The Dravidian speaking Brahui look very much like their Indo-Aryan language speaking neighbors, which suggests to me, given the makeup of both groups, an elite driven language shift by the Brahui that the other groups in the region either did not share in, or reversed later.

n/a said...

"Their attempt to date the k5 component isn't very impressive and I don't think that they draw the right conclusions from their data, but the rest of the study make quite a bit of sense."

Their dating effort may be imperfect. But I'm pretty sure the main problem is that "k5" is not a meaningful or coherent slice of the broader western Eurasian gene pool.

Dienekes said...

Their attempt to date the k5 component isn't very impressive and I don't think that they draw the right conclusions from their data, but the rest of the study make quite a bit of sense.

They are not actually dating the admixture event between the "West Asian" and "South Asian" elements. It is clear that such admixture took place, and fairly recently, because of the clear cline in South Asian populations.

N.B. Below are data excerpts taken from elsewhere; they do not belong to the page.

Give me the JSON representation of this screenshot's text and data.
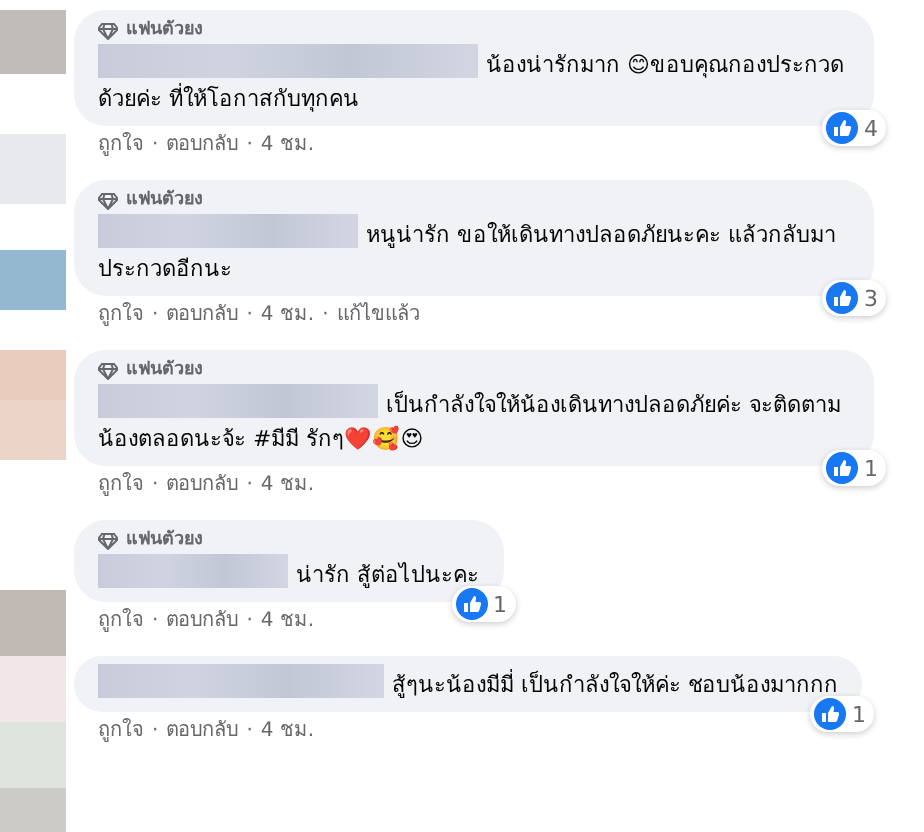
{
  "separator": "·",
  "comments": [
    {
      "badge": "แฟนตัวยง",
      "text": "น้องน่ารักมาก 😊ขอบคุณกองประกวดด้วยค่ะ ที่ให้โอกาสกับทุกคน",
      "likes": "4",
      "like": "ถูกใจ",
      "reply": "ตอบกลับ",
      "time": "4 ชม."
    },
    {
      "badge": "แฟนตัวยง",
      "text": "หนูน่ารัก ขอให้เดินทางปลอดภัยนะคะ แล้วกลับมาประกวดอีกนะ",
      "likes": "3",
      "like": "ถูกใจ",
      "reply": "ตอบกลับ",
      "time": "4 ชม.",
      "edited": "แก้ไขแล้ว"
    },
    {
      "badge": "แฟนตัวยง",
      "text": "เป็นกำลังใจให้น้องเดินทางปลอดภัยค่ะ จะติดตามน้องตลอดนะจ้ะ #มีมี รักๆ❤️🥰😍",
      "likes": "1",
      "like": "ถูกใจ",
      "reply": "ตอบกลับ",
      "time": "4 ชม."
    },
    {
      "badge": "แฟนตัวยง",
      "text": "น่ารัก สู้ต่อไปนะคะ",
      "likes": "1",
      "like": "ถูกใจ",
      "reply": "ตอบกลับ",
      "time": "4 ชม."
    },
    {
      "text": "สู้ๆนะน้องมีมี่ เป็นกำลังใจให้ค่ะ ชอบน้องมากกก",
      "likes": "1",
      "like": "ถูกใจ",
      "reply": "ตอบกลับ",
      "time": "4 ชม."
    }
  ]
}
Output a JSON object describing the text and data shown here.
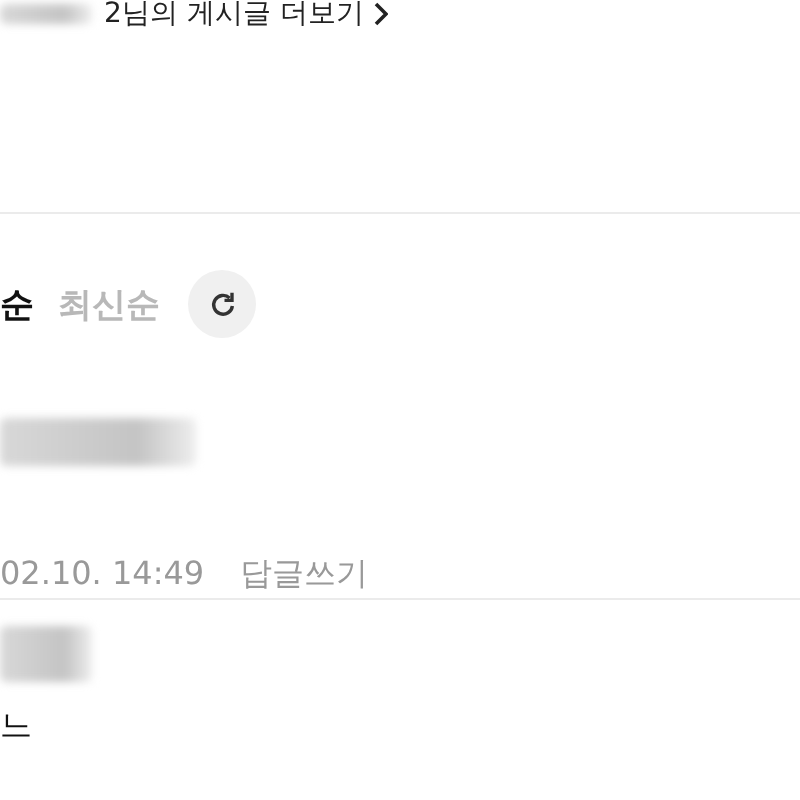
{
  "more_link": {
    "text": "2님의 게시글 더보기",
    "author_redacted": true
  },
  "sort_options": [
    {
      "label": "순",
      "selected": true
    },
    {
      "label": "최신순",
      "selected": false
    }
  ],
  "comments": [
    {
      "author_redacted": true,
      "date": "02.10. 14:49",
      "reply": "답글쓰기"
    },
    {
      "author_redacted": true,
      "text": "느"
    }
  ]
}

If the admixture took place a very long time ago, the very clear clinal assortment of populations would not have been preserved.

The estimate of the actual admixture event is fairly recent by Moorjani et al.

http://dienekes.blogspot.com/2011/08/ichg-2011-abstracts-are-onlineic.html

Even though there are uncertainties about the methodology still, it is clear that this is not a very ancient (e.g., early- or pre-Neolithic) admixture event.

What Metspalu et al. seem to be saying is that it does not seem that the "Caucasus-Baluchistan" component with its twin peaks came very recently. But, that pretty much depends on the number of people involved. If we looked at the genomes of New World Caucasoids, for example, we wouldn't guess that they came post-1492, since in both their overall diversity levels and haplotype structure they're not that different from Europeans.

n/a said...

the "Caucasus-Baluchistan" component

Is not real. At the very least, it's not meaningful on the time scale we're interested in here; but more likely there never existed at any time a "k5" people who spread anywhere. See the behavior of the intra-Eurasian components as K increases in supplementary figure 4.

Jim said...

"If we looked at the genomes of New World Caucasoids, for example, we wouldn't guess that they came post-1492, since in both their overall diversity levels and haplotype structure they're not that different from Europeans."

On the language side by analogy, someone proposed that Burushaski came south with the Indo-Aryans a la Kiowa Apache and the community Hunza Valley may be the remnant of that.

Unknown said...

Mix is bad?

"Did genetic variation in West Eurasia and South Asia accumulate separately after the out-of-Africa migration; do the observed instances of shared ancestry component and selection signals reflect secondary gene flow between two regions, or do the populations living in these two regions have a common population history, in which case it is likely that West Eurasian diversity is derived from the more diverse South Asian gene pool"

and

"Summing up, our results confirm both ancestry and temporal complexity shaping the still on-going process of genetic structuring of South Asian populations. This intricacy cannot be readily explained by the putative recent influx of Indo-Aryans alone but suggests multiple gene flows to the South Asian gene pool, both from the west and east, over a much longer time span."

German Dziebel said...

"If we looked at the genomes of New World Caucasoids, for example, we wouldn't guess that they came post-1492, since in both their overall diversity levels and haplotype structure they're not that different from Europeans."

Dienekes, if you know this, how come you support out of Africa, a theory that's rooted in an untested or, better to say, counterfactual assumption that that a daughter population is always very different from the source population and always in the direction of diversity reduction in the daughter population???